Heidelberg. Ein altes Gespenst ist aufgewacht: Nach mehreren Jahren Ruhe wurden die Pläne für die Süddeutsche Erdgasleitung wiederbelebt. Besonders im Süden Heidelbergs sind die Sorgen groß: Befürchtet wird, dass die Trasse quer durch alte Kulturflächen aus Gärten und Weinbergen führt. Am Mittwochabend hören die Bezirksbeiräte im Stadtteil Rohrbach den Stand der Dinge. Bis 6. Juli wird das Projekt auch auf den Tagesordnungen der Bezirksbeiräte auf dem Emmertsgrund (29. Juni), in Kirchheim (30. Juni) und Wieblingen (6. Juli) stehen. Dazu ein paar Fakten.
Betreiber: Die Planungen zur Süddeutschen Erdgasleitung hat der Fernleitungsnetzbetreiber Terranets BW aufgenommen, Spezialist für Glasfasernetze. Das Unternehmen möchte die Gaspipeline in den nächsten fünf bis zehn Jahren realisieren. Zur Begründung verweist der Netzbetreiber auf steigende Nachfrage wegen des Kohleausstiegs und zur Belieferung von Gaskraftwerken.
Strecke: Die Erdgasleitung soll rund 250 Kilometer lang werden und führt von Lampertheim in Südhessen bis nach Bissingen in Bayern durch die Metropolregion.

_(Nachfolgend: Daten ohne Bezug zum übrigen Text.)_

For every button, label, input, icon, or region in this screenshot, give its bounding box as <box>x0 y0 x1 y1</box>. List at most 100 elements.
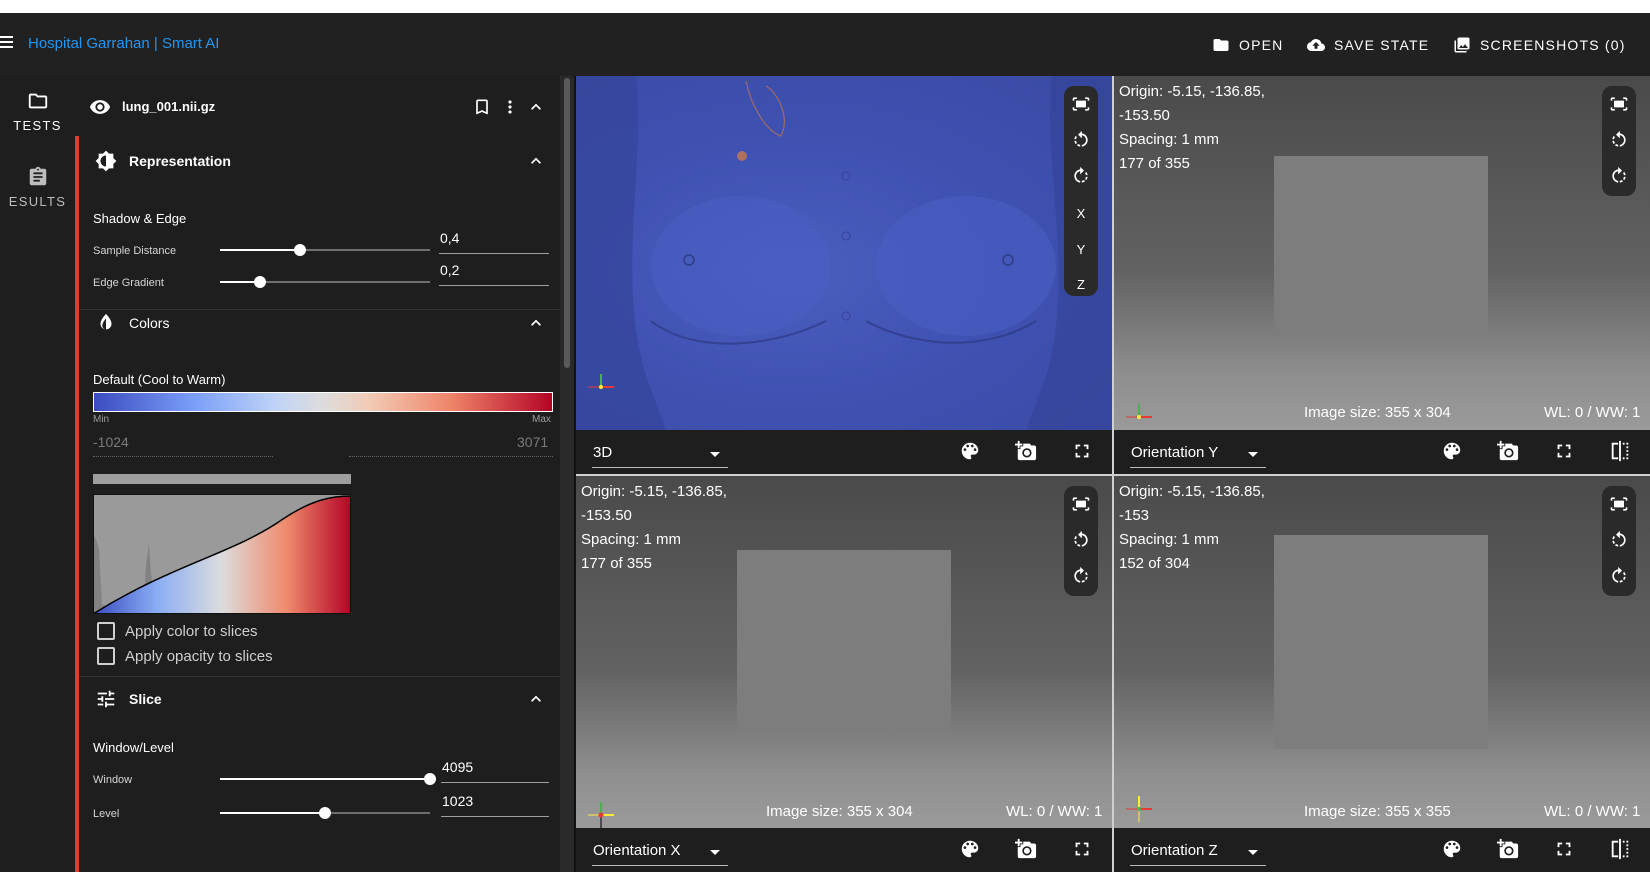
opacity-range-bar[interactable] <box>93 474 351 484</box>
view-x-toolbar <box>1064 486 1098 596</box>
split-view-icon[interactable] <box>1609 838 1631 860</box>
apply-opacity-checkbox-row[interactable]: Apply opacity to slices <box>97 646 273 666</box>
range-min-input[interactable]: -1024 <box>93 434 129 450</box>
slider-thumb[interactable] <box>424 773 436 785</box>
folder-outline-icon <box>28 93 47 109</box>
slider-thumb[interactable] <box>293 244 306 256</box>
view-axis-z-button[interactable]: Z <box>1064 277 1098 292</box>
panel-scrollbar[interactable] <box>560 76 574 872</box>
save-state-label: SAVE STATE <box>1334 37 1430 53</box>
level-input[interactable]: 1023 <box>441 790 549 817</box>
representation-header[interactable]: Representation <box>79 136 560 186</box>
rotate-right-icon[interactable] <box>1071 166 1091 186</box>
open-button[interactable]: OPEN <box>1212 34 1283 56</box>
chevron-up-icon[interactable] <box>526 313 546 333</box>
chevron-up-icon[interactable] <box>526 97 546 117</box>
opacity-transfer-function-editor[interactable] <box>93 494 351 614</box>
edge-gradient-input[interactable]: 0,2 <box>439 259 549 286</box>
edge-gradient-slider[interactable] <box>220 275 430 289</box>
image-size-label: Image size: 355 x 304 <box>1304 404 1451 421</box>
fit-to-screen-icon[interactable] <box>1071 494 1091 514</box>
rotate-right-icon[interactable] <box>1609 566 1629 586</box>
shadow-edge-label: Shadow & Edge <box>93 211 187 226</box>
viewport-orientation-z[interactable]: Origin: -5.15, -136.85, -153 Spacing: 1 m… <box>1114 476 1650 828</box>
slice-volume-region <box>737 550 951 730</box>
apply-opacity-checkbox[interactable] <box>97 647 115 665</box>
slice-volume-region <box>1274 156 1488 336</box>
rotate-right-icon[interactable] <box>1071 566 1091 586</box>
colormap-name[interactable]: Default (Cool to Warm) <box>93 372 225 387</box>
view-type-select-y[interactable]: Orientation Y <box>1130 441 1266 468</box>
fullscreen-icon[interactable] <box>1071 838 1093 860</box>
level-slider[interactable] <box>220 806 430 820</box>
camera-add-icon[interactable] <box>1015 440 1037 462</box>
view-type-select-x[interactable]: Orientation X <box>592 839 728 866</box>
palette-icon[interactable] <box>1441 838 1463 860</box>
rotate-right-icon[interactable] <box>1609 166 1629 186</box>
view-type-select-3d[interactable]: 3D <box>592 441 728 468</box>
viewport-orientation-y[interactable]: Origin: -5.15, -136.85, -153.50 Spacing: … <box>1114 76 1650 430</box>
bookmark-icon[interactable] <box>472 97 492 117</box>
rotate-left-icon[interactable] <box>1609 130 1629 150</box>
view-axis-x-button[interactable]: X <box>1064 206 1098 221</box>
palette-icon[interactable] <box>1441 440 1463 462</box>
scrollbar-thumb[interactable] <box>564 78 570 368</box>
chevron-up-icon[interactable] <box>526 151 546 171</box>
palette-icon[interactable] <box>959 838 981 860</box>
apply-color-checkbox[interactable] <box>97 622 115 640</box>
camera-add-icon[interactable] <box>1497 440 1519 462</box>
camera-add-icon[interactable] <box>1015 838 1037 860</box>
range-max-input[interactable]: 3071 <box>517 434 548 450</box>
chest-volume-render <box>576 76 1112 430</box>
sample-distance-input[interactable]: 0,4 <box>439 227 549 254</box>
view-x-bottom-bar: Orientation X <box>576 828 1112 872</box>
rotate-left-icon[interactable] <box>1071 130 1091 150</box>
range-max-underline <box>349 456 553 457</box>
slider-thumb[interactable] <box>253 276 266 288</box>
apply-color-checkbox-row[interactable]: Apply color to slices <box>97 621 258 641</box>
split-view-icon[interactable] <box>1609 440 1631 462</box>
view-type-select-z[interactable]: Orientation Z <box>1130 839 1266 866</box>
image-size-label: Image size: 355 x 304 <box>766 803 913 820</box>
window-slider[interactable] <box>220 772 436 786</box>
fullscreen-icon[interactable] <box>1553 440 1575 462</box>
slider-thumb[interactable] <box>319 807 331 819</box>
dropdown-arrow-icon <box>710 850 720 855</box>
open-button-label: OPEN <box>1239 37 1284 53</box>
screenshots-label: SCREENSHOTS (0) <box>1480 37 1626 53</box>
fit-to-screen-icon[interactable] <box>1071 94 1091 114</box>
rotate-left-icon[interactable] <box>1609 530 1629 550</box>
chevron-up-icon[interactable] <box>526 689 546 709</box>
colors-header[interactable]: Colors <box>79 298 560 348</box>
palette-icon[interactable] <box>959 440 981 462</box>
viewport-orientation-x[interactable]: Origin: -5.15, -136.85, -153.50 Spacing: … <box>576 476 1112 828</box>
navigation-rail: TESTS ESULTS <box>0 76 75 872</box>
more-vert-icon[interactable] <box>500 97 520 117</box>
rail-item-results[interactable]: ESULTS <box>0 166 75 209</box>
slice-header[interactable]: Slice <box>79 674 560 724</box>
fit-to-screen-icon[interactable] <box>1609 494 1629 514</box>
view-z-toolbar <box>1602 486 1636 596</box>
camera-add-icon[interactable] <box>1497 838 1519 860</box>
view-3d-bottom-bar: 3D <box>576 430 1112 474</box>
view-axis-y-button[interactable]: Y <box>1064 242 1098 257</box>
eye-visibility-icon[interactable] <box>89 96 111 118</box>
slice-title: Slice <box>129 691 162 707</box>
colormap-bar[interactable] <box>93 392 553 412</box>
screenshots-button[interactable]: SCREENSHOTS (0) <box>1453 34 1626 56</box>
hamburger-menu-icon[interactable] <box>0 36 14 52</box>
rail-item-tests[interactable]: TESTS <box>0 90 75 133</box>
fit-to-screen-icon[interactable] <box>1609 94 1629 114</box>
fullscreen-icon[interactable] <box>1071 440 1093 462</box>
app-brand-title[interactable]: Hospital Garrahan | Smart AI <box>28 35 219 52</box>
brightness-icon <box>95 150 117 172</box>
rotate-left-icon[interactable] <box>1071 530 1091 550</box>
fullscreen-icon[interactable] <box>1553 838 1575 860</box>
folder-icon <box>1213 39 1229 51</box>
dropdown-arrow-icon <box>1248 452 1258 457</box>
sample-distance-slider[interactable] <box>220 243 430 257</box>
viewport-3d[interactable]: X Y Z <box>576 76 1112 430</box>
window-input[interactable]: 4095 <box>441 756 549 783</box>
save-state-button[interactable]: SAVE STATE <box>1307 34 1429 56</box>
photo-library-icon <box>1454 37 1470 53</box>
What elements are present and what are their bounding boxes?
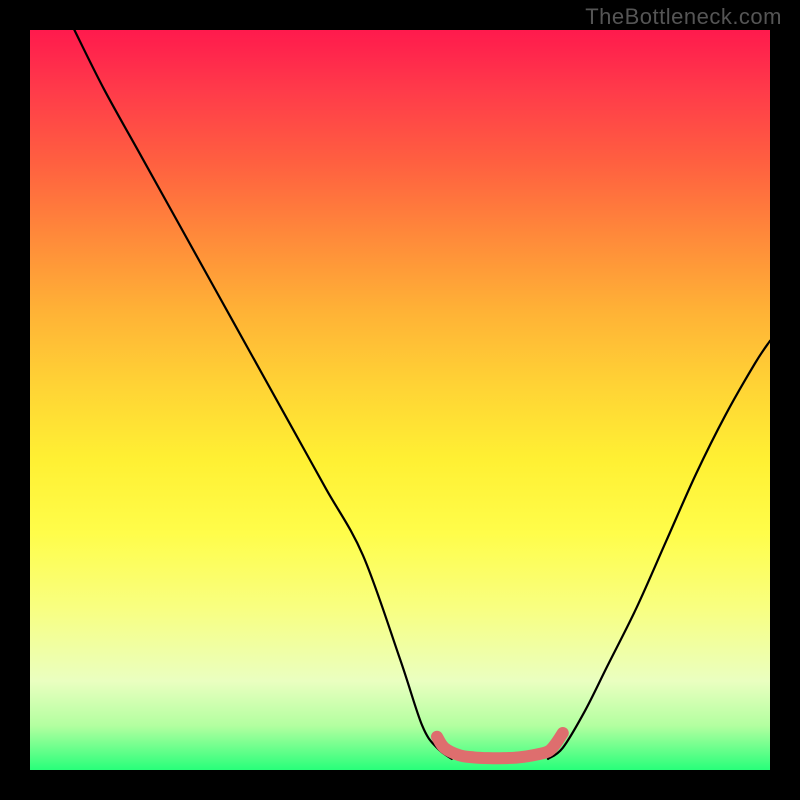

Geschichte: Die Energieversorger Ruhrgas und Wingas hatten im Jahr 2002 zunächst getrennte Leitungswege in Süddeutschland gesucht. Auf Druck der Behörden wurden die Pläne zu einem Gemeinschaftsprojekt zusammengelegt. 2006 war das Projekt in der Region baureif – trotz Gegenwind aus der Stadt mit damals Oberbürgermeisterin Beate Weber und Umweltdezernent Eckart Würzner an der Spitze. Eine Klage der Stadt wurde wegen mangelnder Erfolgsaussichten wieder zurückgenommen. Richtung Stuttgart gab es aber ungeklärte Passagen. Ende 2008 stieg der Projektpartner Wingas (eine gemeinsame Tochter von BASF und russischer Gazprom) aus. Die damals auf 600 Millionen Euro Kosten taxierte Röhre sollte zunächst von der E.ON Gastransport GmbH (Tochterfirma der E.ON Ruhrgas) alleine geplant werden. Terranets übernahm die Planung der SEL von OGE (Open Grid Europe).
Baurecht: Im schwäbischen Bereich wird bereits an der Leitung gearbeitet. Doch Baurecht gibt es nicht für die gesamte Streckenlänge. Für die Grundstücke im Zuständigkeitsbereich des Regierungspräsidiums Karlsruhe ist das Baurecht erloschen, weil zu viel Zeit ohne Realisierung verstrich seit der Genehmigung 2006. Das betrifft auch den Bereich in Heidelberg. Die alten Pläne berührten Gemarkungen der Stadtteile Emmertsgrund, Rohrbach, Kirchheim und Wieblingen. Es müsste nun ein neues Planfeststellungsverfahren durchlaufen werden. Laut Stadtverwaltung zeigt sich der Leitungsbauer offen für geänderte Streckenführungen.
Sicht der Stadt: Die Verwaltung sieht die Planungen laut Vorlage für den Bezirksbeirat kritisch: „Zum einen steht die Frage der Erforderlichkeit eines fossilen Energieträgers im Hinblick auf die Energiewende mit erneuerbaren Energien im Raum, zum anderen müssen die Eingriffe in Natur und Landschaft sowie Beeinträchtigungen der Landwirtschaft zwingend vermieden werden.“
Vorgehen: Terranets hat mit Vermessungsarbeiten begonnen und sieht für die zweite Jahreshälfte eine Umweltverträglichkeitsprüfung vor. Auch die Öffentlichkeit solle bald umfassend eingebunden werden. Die Stadt ist Verfahrensbeteiligte. Die Verwaltung ist nach eigenen Angaben im Moment damit befasst, „weitere Informationen – insbesondere auch zum Raumordnungsverfahren aus den Jahren 2003-2004 – einzuholen, um die kommunalen Handlungsspielräume für das künftige Planfeststellungsverfahren auszuloten“.